How fast is a snail's pace? The reason I ask is that my wife and I recently completed walking the 80-mile 'Heart of England' long-distance path in short stretches scattered over the course of about five years. Our average speed worked out at 10ft per hour. Did we beat the snail?

(E H B Williams, Alcester, Warks)

Ten feet per hour works out at two inches per minute, which, oddly enough, is identical to the figure given in our Database of Useless Facts and Foibles as the maximum speed of a snail. So if we allow the snail to cover the course in short stretches, stopping the clock while it rests between periods of maximum effort, we have to adjudge the race a dead heat. Whether the snail could stay the five-year course is another matter. The opisthobranch group of gastropod molluscs, which live in the sea, have a lifespan of only one year, which would count them out before the 16-mile mark. Prosobranchs, which may be marine or land dwellers, may live for up to 20 years, though records for longevity are held either by freshwater species, which would not be much use on a long walk, or by desert snails of the United States which spend much of their lives in a semi-dormant state. Another useful thing to know about snails is that they regularly use up and replace their teeth, with the result that a single snail may, throughout its life, have as many as 25,600 teeth.
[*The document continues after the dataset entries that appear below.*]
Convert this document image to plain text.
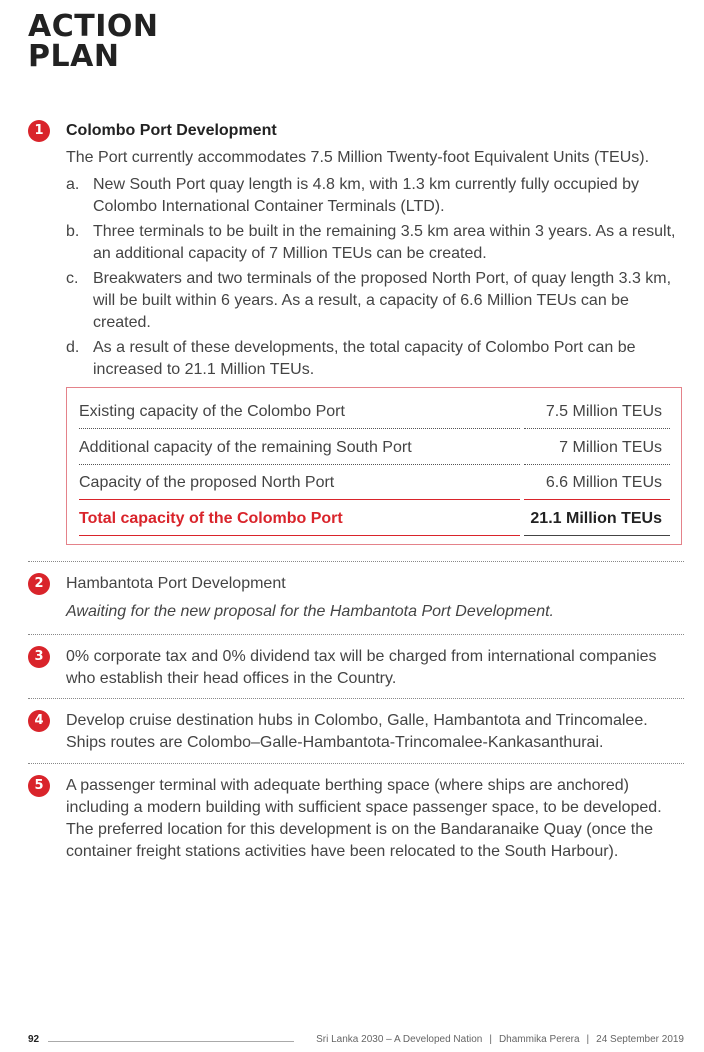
ACTION
PLAN
1	Colombo Port Development
The Port currently accommodates 7.5 Million Twenty-foot Equivalent Units (TEUs).
a. New South Port quay length is 4.8 km, with 1.3 km currently fully occupied by Colombo International Container Terminals (LTD).
b. Three terminals to be built in the remaining 3.5 km area within 3 years. As a result, an additional capacity of 7 Million TEUs can be created.
c. Breakwaters and two terminals of the proposed North Port, of quay length 3.3 km, will be built within 6 years. As a result, a capacity of 6.6 Million TEUs can be created.
d. As a result of these developments, the total capacity of Colombo Port can be increased to 21.1 Million TEUs.
Existing capacity of the Colombo Port	7.5 Million TEUs
Additional capacity of the remaining South Port	7 Million TEUs
Capacity of the proposed North Port	6.6 Million TEUs
Total capacity of the Colombo Port	21.1 Million TEUs
2	Hambantota Port Development
Awaiting for the new proposal for the Hambantota Port Development.
3	0% corporate tax and 0% dividend tax will be charged from international companies who establish their head offices in the Country.
4	Develop cruise destination hubs in Colombo, Galle, Hambantota and Trincomalee. Ships routes are Colombo–Galle-Hambantota-Trincomalee-Kankasanthurai.
5	A passenger terminal with adequate berthing space (where ships are anchored) including a modern building with sufficient space passenger space, to be developed. The preferred location for this development is on the Bandaranaike Quay (once the container freight stations activities have been relocated to the South Harbour).
92	Sri Lanka 2030 – A Developed Nation | Dhammika Perera | 24 September 2019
Principal source: 'Encyclopaedia Britannica'.

Why do we say 'talking through our hat' for talking nonsense? (Geoffrey Langley, Bristol)

The short answer is: No. The earliest reference in the OED is a 1902 quotation including the words 'talk through a hat'. This falls neatly between 'talk through your neck' (1899) and 'talk through the back of your neck' (1904). Partridge's Dictionary of Slang and Unconventional English also mentions the Australian version 'talk through one's braces' (1920) and, spotted in Los Angeles in 1969, 'talk through one's fly-buttons' which it defines as 'to argue from a base of fancy ideas or false claims' or 'to talk cock'.

Talking through one's hat appears also to have been an American invention, dating back to the 1880s and originally meaning to bluster. Leslie Dunkling, in The Guinness Book of Curious Phrases, suggests an allusion to 'the pompous speech of men wearing imposing top hats', but we cannot exclude the possibility that he is talking through his fly-buttons.